A gate valve is an older style of shutoff valve that raises and lowers a solid wedge, or gate, to open and close a water line. You turn a round handle several full turns to work it. Gate valves seal well when new but tend to seize or leak with age, so plumbers now favor ball valves for shutoffs.
A gate valve is one of the oldest and most common shutoff valves in plumbing, especially in homes built before the switch to ball valves. Its name describes exactly how it works. Inside the valve body is a solid metal wedge, the gate, that slides down to block the pipe or lifts up out of the way to let water through. Turning the handle raises or lowers that gate.
The handle is a round wheel, and this is the first big difference from a modern ball valve. A gate valve is a multi-turn valve. You have to spin the handle several full turns to move the gate from fully open to fully closed. There is no quick quarter turn and no clear at-a-glance signal of whether it is open or shut. You turn until it stops. When new and clean, a gate valve seals tightly and is well suited to being left fully open or fully closed for long stretches, which is how most shutoffs are used.

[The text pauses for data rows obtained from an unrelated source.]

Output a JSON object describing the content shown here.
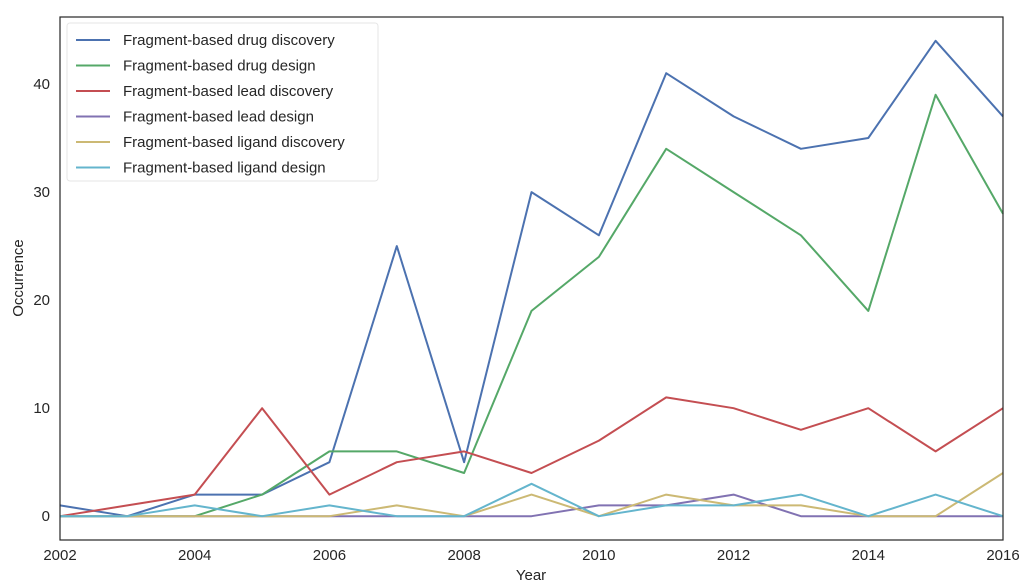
{
  "chart_data": {
    "type": "line",
    "title": "",
    "xlabel": "Year",
    "ylabel": "Occurrence",
    "xlim": [
      2002,
      2016
    ],
    "ylim": [
      -2.2,
      46.2
    ],
    "xticks": [
      2002,
      2004,
      2006,
      2008,
      2010,
      2012,
      2014,
      2016
    ],
    "yticks": [
      0,
      10,
      20,
      30,
      40
    ],
    "grid": false,
    "legend_position": "top-left",
    "x": [
      2002,
      2003,
      2004,
      2005,
      2006,
      2007,
      2008,
      2009,
      2010,
      2011,
      2012,
      2013,
      2014,
      2015,
      2016
    ],
    "series": [
      {
        "name": "Fragment-based drug discovery",
        "color": "#4c72b0",
        "values": [
          1,
          0,
          2,
          2,
          5,
          25,
          5,
          30,
          26,
          41,
          37,
          34,
          35,
          44,
          37
        ]
      },
      {
        "name": "Fragment-based drug design",
        "color": "#55a868",
        "values": [
          0,
          0,
          0,
          2,
          6,
          6,
          4,
          19,
          24,
          34,
          30,
          26,
          19,
          39,
          28
        ]
      },
      {
        "name": "Fragment-based lead discovery",
        "color": "#c44e52",
        "values": [
          0,
          1,
          2,
          10,
          2,
          5,
          6,
          4,
          7,
          11,
          10,
          8,
          10,
          6,
          10
        ]
      },
      {
        "name": "Fragment-based lead design",
        "color": "#8172b2",
        "values": [
          0,
          0,
          0,
          0,
          0,
          0,
          0,
          0,
          1,
          1,
          2,
          0,
          0,
          0,
          0
        ]
      },
      {
        "name": "Fragment-based ligand discovery",
        "color": "#ccb974",
        "values": [
          0,
          0,
          0,
          0,
          0,
          1,
          0,
          2,
          0,
          2,
          1,
          1,
          0,
          0,
          4
        ]
      },
      {
        "name": "Fragment-based ligand design",
        "color": "#64b5cd",
        "values": [
          0,
          0,
          1,
          0,
          1,
          0,
          0,
          3,
          0,
          1,
          1,
          2,
          0,
          2,
          0
        ]
      }
    ]
  }
}
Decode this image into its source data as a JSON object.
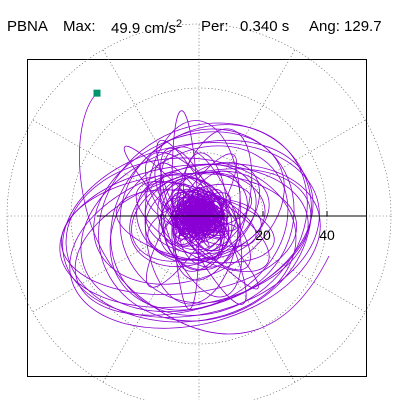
{
  "header": {
    "station": "PBNA",
    "max_label": "Max:",
    "max_value": "49.9 cm/s",
    "max_unit_exp": "2",
    "period_label": "Per:",
    "period_value": "0.340 s",
    "angle_label": "Ang: 129.7"
  },
  "colors": {
    "trace": "#8a00d4",
    "marker": "#00946e",
    "grid": "#555555",
    "axes": "#000000",
    "frame": "#000000"
  },
  "chart_data": {
    "type": "polar-orbit",
    "radial_ticks": [
      20,
      40
    ],
    "radial_tick_labels": [
      "20",
      "40"
    ],
    "grid_circles": [
      20,
      40,
      60
    ],
    "grid_spokes_deg": [
      0,
      30,
      60,
      90,
      120,
      150,
      180,
      210,
      240,
      270,
      300,
      330
    ],
    "max_value": 49.9,
    "peak_angle_deg": 129.7,
    "marker": {
      "r": 49.9,
      "angle_deg": 129.7
    },
    "grid": true,
    "legend": "none"
  }
}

The problem is age. Gate valves have more moving parts exposed to water than a ball valve does, and those parts corrode. The threaded stem that raises the gate can seize, and the gate itself can build up mineral scale or rust. The result is the classic failure: a gate valve that has sat untouched for 15 years often will not turn when you finally need it, or turns but no longer seals, leaving a trickle you cannot stop. For example, a homeowner reaching for the old main shutoff during a leak may find the handle frozen solid or spinning uselessly. This is exactly why plumbers now install a ball valve in place of a gate valve on shutoffs during most repairs.
If your home still has gate valves on the main or on appliance shutoffs, it is worth knowing they exist and testing them gently before an emergency. A gate valve that is hard to turn or drips at the stem is near the end of its life, and replacing it with a quarter-turn ball valve is a common, worthwhile upgrade that keeps a required shutoff working.